For Ryle, the new technology is exactly why we need to make this change.  “When you think about the productivity gains made in the last couple of decades, none of that has fed through to a reduction in working hours or had an impact on leisure time,” he says.

A century ago, Ford said had he introduced the five-day week 20 years earlier, or even five years earlier, it would have been detrimental to productivity, because industry had not been sufficiently automated. 

Compromises

Just because we can do something, doesn’t mean we should. Even those who support the change acknowledge that cutting down to a four-day week means some compromises have to be made. “It really makes you focus on how you use your time,” says Goss. “You can’t have long lunches or mess about.”

For a people-focused industry such as real estate, that may be where the cultures clash.

“You will always have workaholics, just the same as you will always have those who like to take their time,” says Daniels. “What you have to do is give them flexibility.”

As other working practices become more entrenched, he says, such as remote working, flexible working and even virtual working, the presumed need for a four-day week will disappear. “Just like it did in the 1970s. This is something that is going to peter out.”

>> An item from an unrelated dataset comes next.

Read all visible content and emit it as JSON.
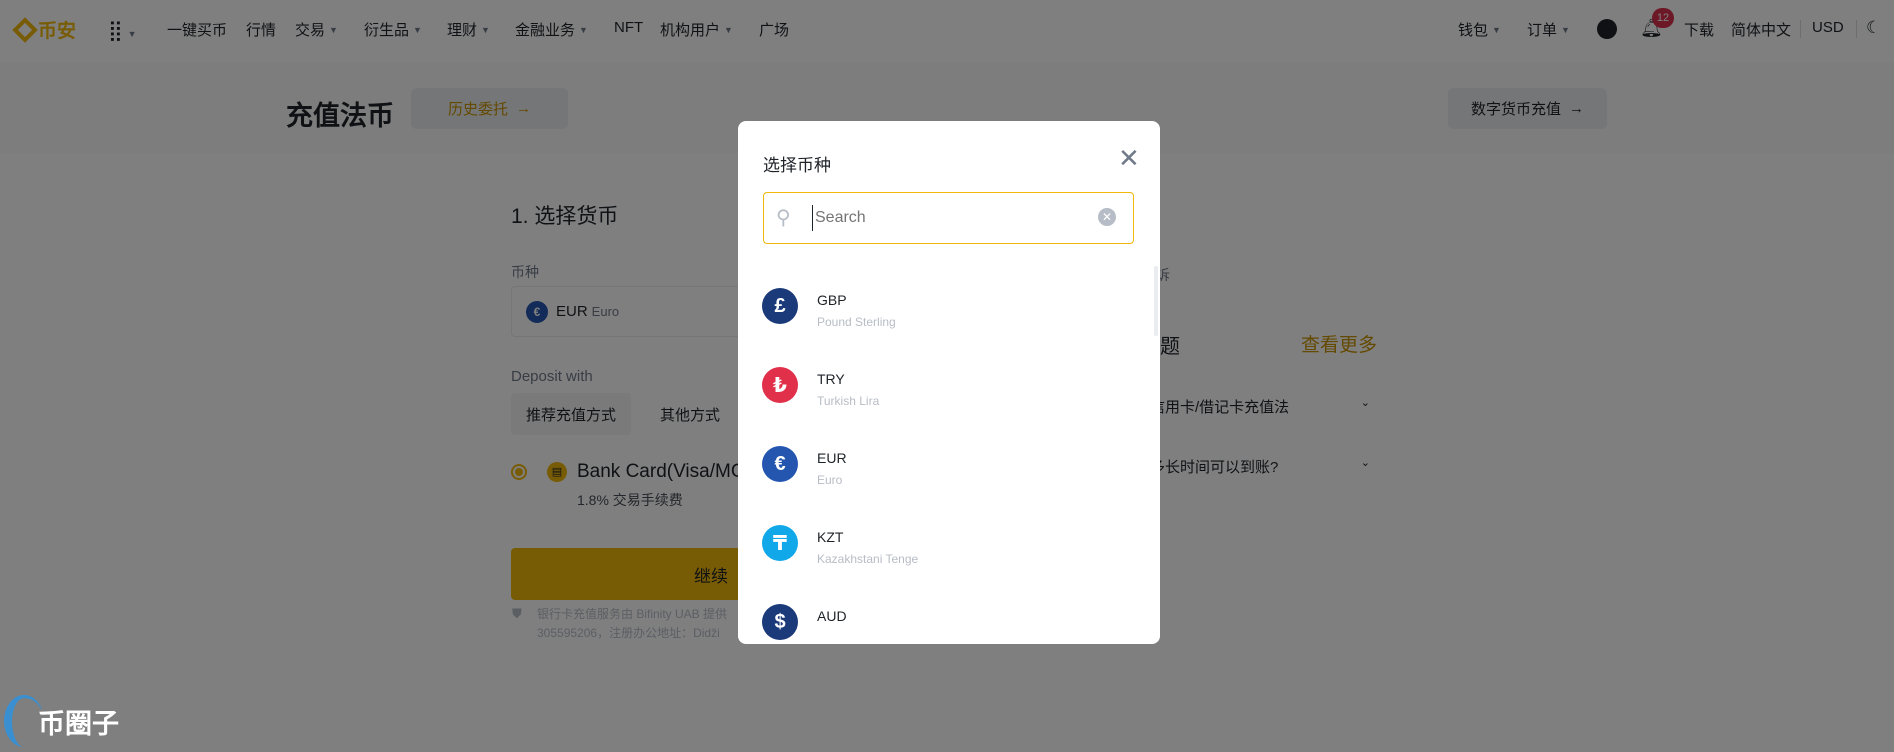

Goss firmly disagrees. “No, this is going to grow and grow and grow,” he says. “There is a lot of interest, everyone is talking about it.” He says he frequently gets calls from other businesses eager to know more. 

“There is a hunger for change, especially from younger people, and they will choose the firms that offer this,” he says. “We are more productive than we were three years ago. And it isn’t just us. Look at the evidence – almost every business that has tried this has reported the same thing. Every single sector it has been tried in has seen that it raises productivity.” 

And, as Ryle points out, there are very few examples of businesses that have gone back to a five-day week after trialling a four-day model.

“Be cynical, but give it a go,” urges Goss. “Do it critically. Test and measure.”

And if it does increase productivity, stick with it. “We didn’t do this because it was a nice thing to do,” Goss points out. “We are a commercial business; we did this for commercial reasons. We may be called Barefoot, but we aren’t a bunch of hippies.”

After all, not even Henry Ford thought the five-day week was the perfect balance. “The five-day week is not the ultimate, and neither is the eight-hour day. It is enough to manage what we are equipped to manage and to let the future take care of itself. It will anyway.”